Using the feature tagging capabilities, a specific feature or group of features can be highlighted and called out for ease of understanding in the conversation. For example, drilled holes that must be masked for plating can be tagged so a subcontracting plater can determine the service cost to be included in the quote without risk of missing the feature on the 2D drawing. This reduces mistakes caused by miscommunication, Mr. Ray says.
Implementing Paperless Parts Collaboration at C&M has multiple benefits, as Mr. Fantozzi and his colleague, Mr. McQuaide, enumerate from their experiences with it. One, obviously, is far less walking and talking to gather information, thus saving time and energy for numerous employees throughout the company. Another is better answers to critical questions. Viewing the part model for example, helps programmers spot features that will be difficult or impossible for which to create a tool path or to hold tolerances when machined. Tool clearance issues can be spotted and avoided more easily. The need for special tooling can be checked and verified as “yes” or “no.” Fixturing problems can be anticipated and resolved.
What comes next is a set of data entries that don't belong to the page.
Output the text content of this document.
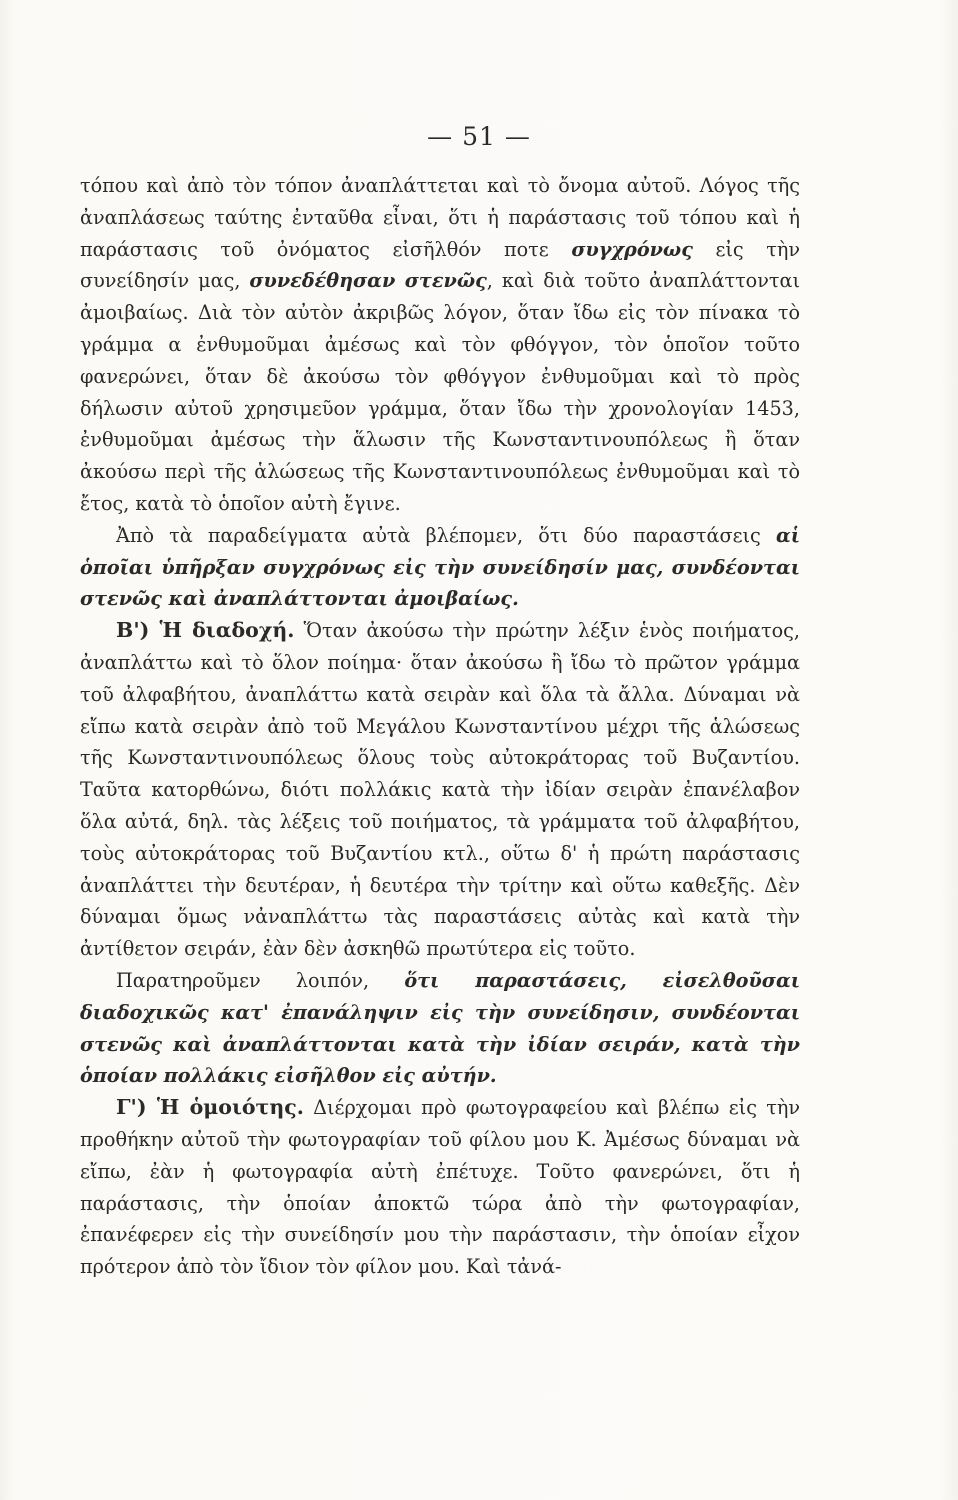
— 51 —

τόπου καὶ ἀπὸ τὸν τόπον ἀναπλάττεται καὶ τὸ ὄνομα αὐτοῦ. Λόγος τῆς ἀναπλάσεως ταύτης ἐνταῦθα εἶναι, ὅτι ἡ παράστασις τοῦ τόπου καὶ ἡ παράστασις τοῦ ὀνόματος εἰσῆλθόν ποτε συγχρόνως εἰς τὴν συνείδησίν μας, συνεδέθησαν στενῶς, καὶ διὰ τοῦτο ἀναπλάττονται ἀμοιβαίως. Διὰ τὸν αὐτὸν ἀκριβῶς λόγον, ὅταν ἴδω εἰς τὸν πίνακα τὸ γράμμα α ἐνθυμοῦμαι ἀμέσως καὶ τὸν φθόγγον, τὸν ὁποῖον τοῦτο φανερώνει, ὅταν δὲ ἀκούσω τὸν φθόγγον ἐνθυμοῦμαι καὶ τὸ πρὸς δήλωσιν αὐτοῦ χρησιμεῦον γράμμα, ὅταν ἴδω τὴν χρονολογίαν 1453, ἐνθυμοῦμαι ἀμέσως τὴν ἅλωσιν τῆς Κωνσταντινουπόλεως ἢ ὅταν ἀκούσω περὶ τῆς ἁλώσεως τῆς Κωνσταντινουπόλεως ἐνθυμοῦμαι καὶ τὸ ἔτος, κατὰ τὸ ὁποῖον αὐτὴ ἔγινε.

Ἀπὸ τὰ παραδείγματα αὐτὰ βλέπομεν, ὅτι δύο παραστάσεις αἱ ὁποῖαι ὑπῆρξαν συγχρόνως εἰς τὴν συνείδησίν μας, συνδέονται στενῶς καὶ ἀναπλάττονται ἀμοιβαίως.

Β') Ἡ διαδοχή. Ὅταν ἀκούσω τὴν πρώτην λέξιν ἑνὸς ποιήματος, ἀναπλάττω καὶ τὸ ὅλον ποίημα· ὅταν ἀκούσω ἢ ἴδω τὸ πρῶτον γράμμα τοῦ ἀλφαβήτου, ἀναπλάττω κατὰ σειρὰν καὶ ὅλα τὰ ἄλλα. Δύναμαι νὰ εἴπω κατὰ σειρὰν ἀπὸ τοῦ Μεγάλου Κωνσταντίνου μέχρι τῆς ἁλώσεως τῆς Κωνσταντινουπόλεως ὅλους τοὺς αὐτοκράτορας τοῦ Βυζαντίου. Ταῦτα κατορθώνω, διότι πολλάκις κατὰ τὴν ἰδίαν σειρὰν ἐπανέλαβον ὅλα αὐτά, δηλ. τὰς λέξεις τοῦ ποιήματος, τὰ γράμματα τοῦ ἀλφαβήτου, τοὺς αὐτοκράτορας τοῦ Βυζαντίου κτλ., οὕτω δ' ἡ πρώτη παράστασις ἀναπλάττει τὴν δευτέραν, ἡ δευτέρα τὴν τρίτην καὶ οὕτω καθεξῆς. Δὲν δύναμαι ὅμως νἀναπλάττω τὰς παραστάσεις αὐτὰς καὶ κατὰ τὴν ἀντίθετον σειράν, ἐὰν δὲν ἀσκηθῶ πρωτύτερα εἰς τοῦτο.

Παρατηροῦμεν λοιπόν, ὅτι παραστάσεις, εἰσελθοῦσαι διαδοχικῶς κατ' ἐπανάληψιν εἰς τὴν συνείδησιν, συνδέονται στενῶς καὶ ἀναπλάττονται κατὰ τὴν ἰδίαν σειράν, κατὰ τὴν ὁποίαν πολλάκις εἰσῆλθον εἰς αὐτήν.

Γ') Ἡ ὁμοιότης. Διέρχομαι πρὸ φωτογραφείου καὶ βλέπω εἰς τὴν προθήκην αὐτοῦ τὴν φωτογραφίαν τοῦ φίλου μου Κ. Ἀμέσως δύναμαι νὰ εἴπω, ἐὰν ἡ φωτογραφία αὐτὴ ἐπέτυχε. Τοῦτο φανερώνει, ὅτι ἡ παράστασις, τὴν ὁποίαν ἀποκτῶ τώρα ἀπὸ τὴν φωτογραφίαν, ἐπανέφερεν εἰς τὴν συνείδησίν μου τὴν παράστασιν, τὴν ὁποίαν εἶχον πρότερον ἀπὸ τὸν ἴδιον τὸν φίλον μου. Καὶ τἀνά-
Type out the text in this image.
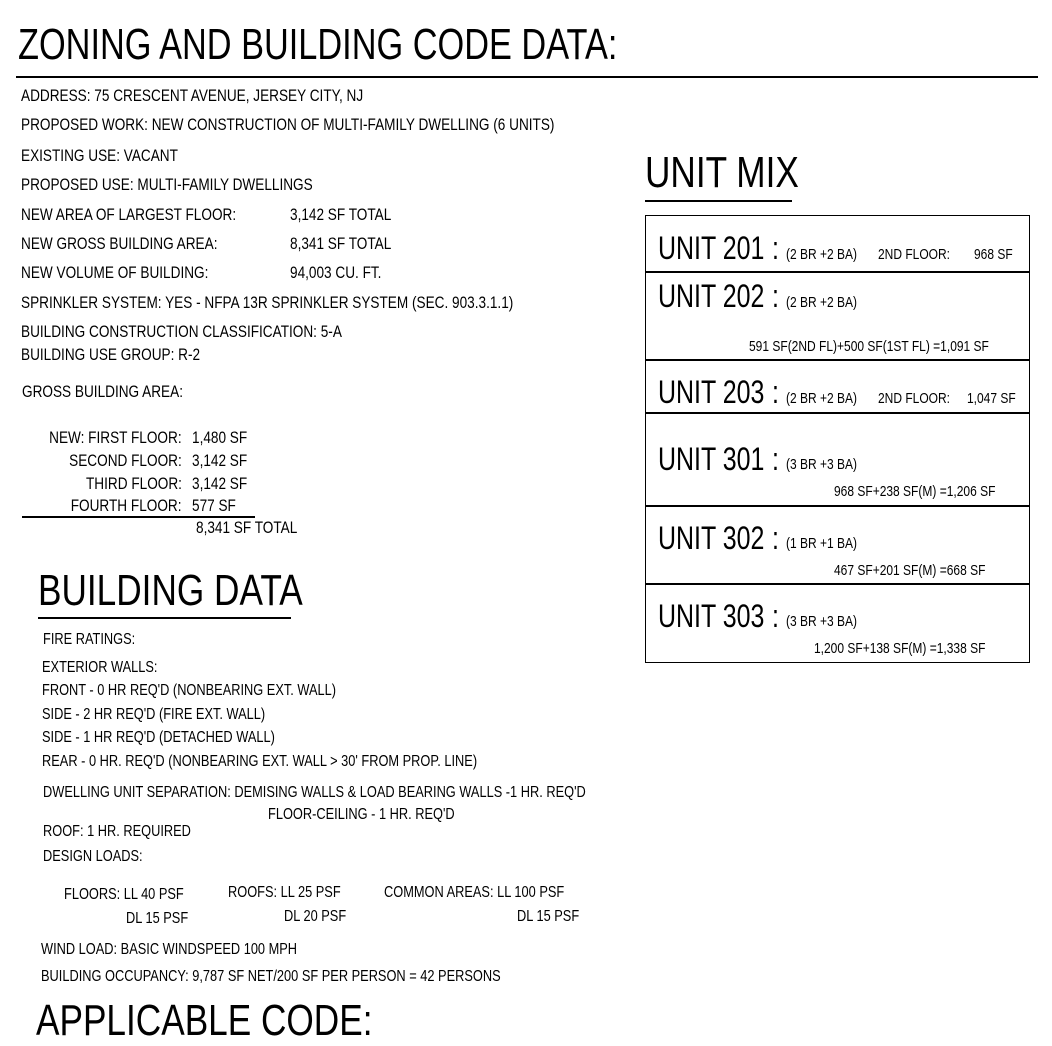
ZONING AND BUILDING CODE DATA:
ADDRESS: 75 CRESCENT AVENUE, JERSEY CITY, NJ
PROPOSED WORK: NEW CONSTRUCTION OF MULTI-FAMILY DWELLING (6 UNITS)
EXISTING USE: VACANT
PROPOSED USE: MULTI-FAMILY DWELLINGS
NEW AREA OF LARGEST FLOOR:	3,142 SF TOTAL
NEW GROSS BUILDING AREA:	8,341 SF TOTAL
NEW VOLUME OF BUILDING:	94,003 CU. FT.
SPRINKLER SYSTEM: YES - NFPA 13R SPRINKLER SYSTEM (SEC. 903.3.1.1)
BUILDING CONSTRUCTION CLASSIFICATION: 5-A
BUILDING USE GROUP: R-2
GROSS BUILDING AREA:
NEW: FIRST FLOOR: 1,480 SF
SECOND FLOOR: 3,142 SF
THIRD FLOOR: 3,142 SF
FOURTH FLOOR: 577 SF
8,341 SF TOTAL
BUILDING DATA
FIRE RATINGS:
EXTERIOR WALLS:
FRONT - 0 HR REQ'D (NONBEARING EXT. WALL)
SIDE - 2 HR REQ'D (FIRE EXT. WALL)
SIDE - 1 HR REQ'D (DETACHED WALL)
REAR - 0 HR. REQ'D (NONBEARING EXT. WALL > 30' FROM PROP. LINE)
DWELLING UNIT SEPARATION: DEMISING WALLS & LOAD BEARING WALLS -1 HR. REQ'D
FLOOR-CEILING - 1 HR. REQ'D
ROOF: 1 HR. REQUIRED
DESIGN LOADS:
FLOORS: LL 40 PSF
DL 15 PSF
ROOFS: LL 25 PSF
DL 20 PSF
COMMON AREAS: LL 100 PSF
DL 15 PSF
WIND LOAD: BASIC WINDSPEED 100 MPH
BUILDING OCCUPANCY: 9,787 SF NET/200 SF PER PERSON = 42 PERSONS
APPLICABLE CODE:
UNIT MIX
UNIT 201 : (2 BR +2 BA)	2ND FLOOR:	968 SF
UNIT 202 : (2 BR +2 BA)
591 SF(2ND FL)+500 SF(1ST FL) =1,091 SF
UNIT 203 : (2 BR +2 BA)	2ND FLOOR:	1,047 SF
UNIT 301 : (3 BR +3 BA)
968 SF+238 SF(M) =1,206 SF
UNIT 302 : (1 BR +1 BA)
467 SF+201 SF(M) =668 SF
UNIT 303 : (3 BR +3 BA)
1,200 SF+138 SF(M) =1,338 SF
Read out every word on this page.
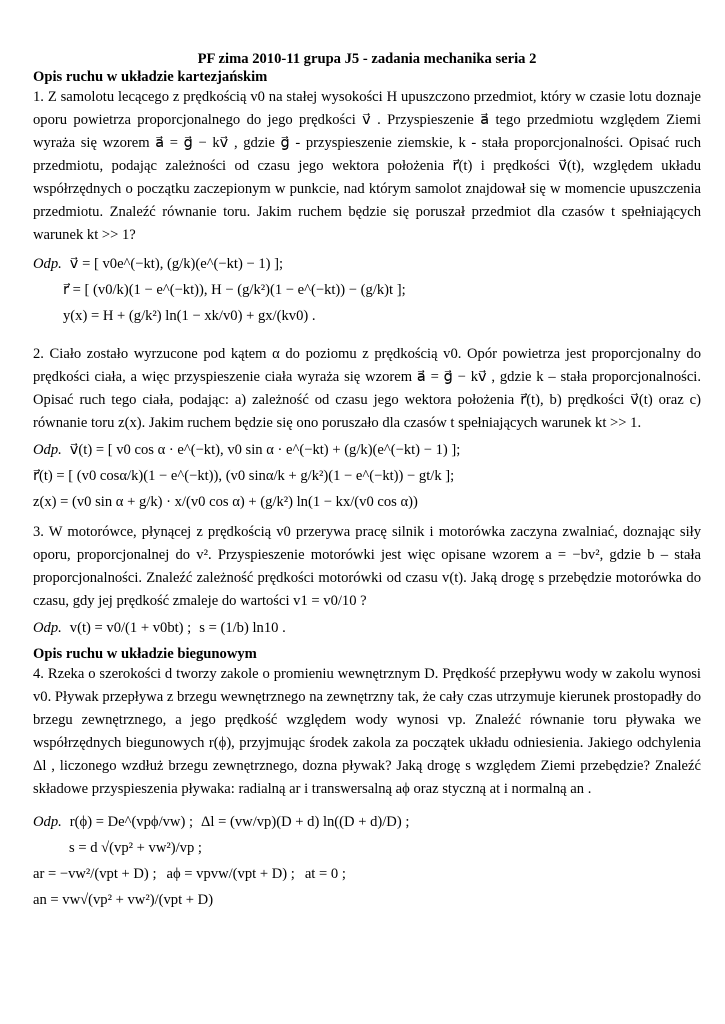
PF zima 2010-11 grupa J5 - zadania mechanika seria 2

Opis ruchu w układzie kartezjańskim

1. Z samolotu lecącego z prędkością v0 na stałej wysokości H upuszczono przedmiot, który w czasie lotu doznaje oporu powietrza proporcjonalnego do jego prędkości v⃗ . Przyspieszenie a⃗ tego przedmiotu względem Ziemi wyraża się wzorem a⃗ = g⃗ − kv⃗ , gdzie g⃗ - przyspieszenie ziemskie, k - stała proporcjonalności. Opisać ruch przedmiotu, podając zależności od czasu jego wektora położenia r⃗(t) i prędkości v⃗(t), względem układu współrzędnych o początku zaczepionym w punkcie, nad którym samolot znajdował się w momencie upuszczenia przedmiotu. Znaleźć równanie toru. Jakim ruchem będzie się poruszał przedmiot dla czasów t spełniających warunek kt >> 1?

Odp. v⃗ = [ v0e^(−kt), (g/k)(e^(−kt) − 1) ];
r⃗ = [ (v0/k)(1 − e^(−kt)), H − (g/k²)(1 − e^(−kt)) − (g/k)t ];
y(x) = H + (g/k²) ln(1 − xk/v0) + gx/(kv0) .

2. Ciało zostało wyrzucone pod kątem α do poziomu z prędkością v0. Opór powietrza jest proporcjonalny do prędkości ciała, a więc przyspieszenie ciała wyraża się wzorem a⃗ = g⃗ − kv⃗ , gdzie k – stała proporcjonalności. Opisać ruch tego ciała, podając: a) zależność od czasu jego wektora położenia r⃗(t), b) prędkości v⃗(t) oraz c) równanie toru z(x). Jakim ruchem będzie się ono poruszało dla czasów t spełniających warunek kt >> 1.

Odp. v⃗(t) = [ v0 cos α · e^(−kt), v0 sin α · e^(−kt) + (g/k)(e^(−kt) − 1) ];
r⃗(t) = [ (v0 cosα/k)(1 − e^(−kt)), (v0 sinα/k + g/k²)(1 − e^(−kt)) − gt/k ];
z(x) = (v0 sin α + g/k) · x/(v0 cos α) + (g/k²) ln(1 − kx/(v0 cos α))

3. W motorówce, płynącej z prędkością v0 przerywa pracę silnik i motorówka zaczyna zwalniać, doznając siły oporu, proporcjonalnej do v². Przyspieszenie motorówki jest więc opisane wzorem a = −bv², gdzie b – stała proporcjonalności. Znaleźć zależność prędkości motorówki od czasu v(t). Jaką drogę s przebędzie motorówka do czasu, gdy jej prędkość zmaleje do wartości v1 = v0/10 ?

Odp. v(t) = v0/(1 + v0bt) ; s = (1/b) ln10 .

Opis ruchu w układzie biegunowym

4. Rzeka o szerokości d tworzy zakole o promieniu wewnętrznym D. Prędkość przepływu wody w zakolu wynosi v0. Pływak przepływa z brzegu wewnętrznego na zewnętrzny tak, że cały czas utrzymuje kierunek prostopadły do brzegu zewnętrznego, a jego prędkość względem wody wynosi vp. Znaleźć równanie toru pływaka we współrzędnych biegunowych r(ϕ), przyjmując środek zakola za początek układu odniesienia. Jakiego odchylenia Δl , liczonego wzdłuż brzegu zewnętrznego, dozna pływak? Jaką drogę s względem Ziemi przebędzie? Znaleźć składowe przyspieszenia pływaka: radialną ar i transwersalną aϕ oraz styczną at i normalną an .

Odp. r(ϕ) = De^(vpϕ/vw) ; Δl = (vw/vp)(D + d) ln((D + d)/D) ;
s = d √(vp² + vw²)/vp ;
ar = −vw²/(vpt + D) ; aϕ = vpvw/(vpt + D) ; at = 0 ;
an = vw√(vp² + vw²)/(vpt + D)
This point leads to another major benefit on their list: fewer “bum” quotes that become headaches, schedule killers or money losers when the job reaches the shop floor. (“Suboptimal quotes are a leading cause of lost profits” to paraphrase more colorful remarks about this point that might be overheard at C&M.) Likewise, avoiding the resulting finger-pointing or recriminations goes a long way toward maintaining company morale.
Yet another benefit is fewer chances that lessons learned during the job run will be lost or overlooked if a repeat order is received. Comments, suggestions and recommendations can be posted in Collaboration at any time during the quoting and production cycle.
The new quoting system and related communication tools are enabling C&M to cope with emerging challenges and opportunities, Mr. Villemaire says. One of these challenges is the trend among customers to ask for quotes on parts that are of increasing complexity. He attributes this trend partly to the shop’s efforts to offer more manufacturing processes that add value to the customer’s part. Milling operations with live tools on multiple turrets, for example, represent a large portion of this growing complexity. Laser marking, assembly, special cleaning and other added steps exacerbate this situation.
“This trend had been making our former approach to quoting less workable and more problematic, whereas today we can go after these jobs more aggressively and with greater confidence because we can confidently match our capabilities to the demands of this complexity when we prepare the quote,” he says.
Perhaps the most important development on the horizon that has gotten a boost from the new quoting system and communication tools is the company’s proposed move to a 10-hour per day, four-day workweek. According to Mr. Villemaire, this concept has been under consideration for several years at C&M. One of the factors in making this decision is the fact that the extended day shift will allow machinists to run jobs longer after initial setup or morning startup routines. He says that with the current, conventional eight-hour per day, five-day workweek, startup and setup procedures have to be repeated more often compared to the proposed work schedule. “What-ifs” tested with the quoting software and the ERP system indicate that the advantages of the four-day week are significant in terms of cost and time savings.
Mr. Villemaire reports that employees at C&M have expressed considerable enthusiasm for this proposed change in the workweek. They favor it because it supports a better work/home life balance, creates more family time during the extended weekend and makes Friday a more logical, less-intrusive time for the inevitable overtime that must be scheduled.
Yet, as it stands, Mr. Villemaire sums up the current impact of faster, more accurate quotes and smoother shop communication: “We are winning more jobs. We have less friction between departments. Company revenue is on an upswing.”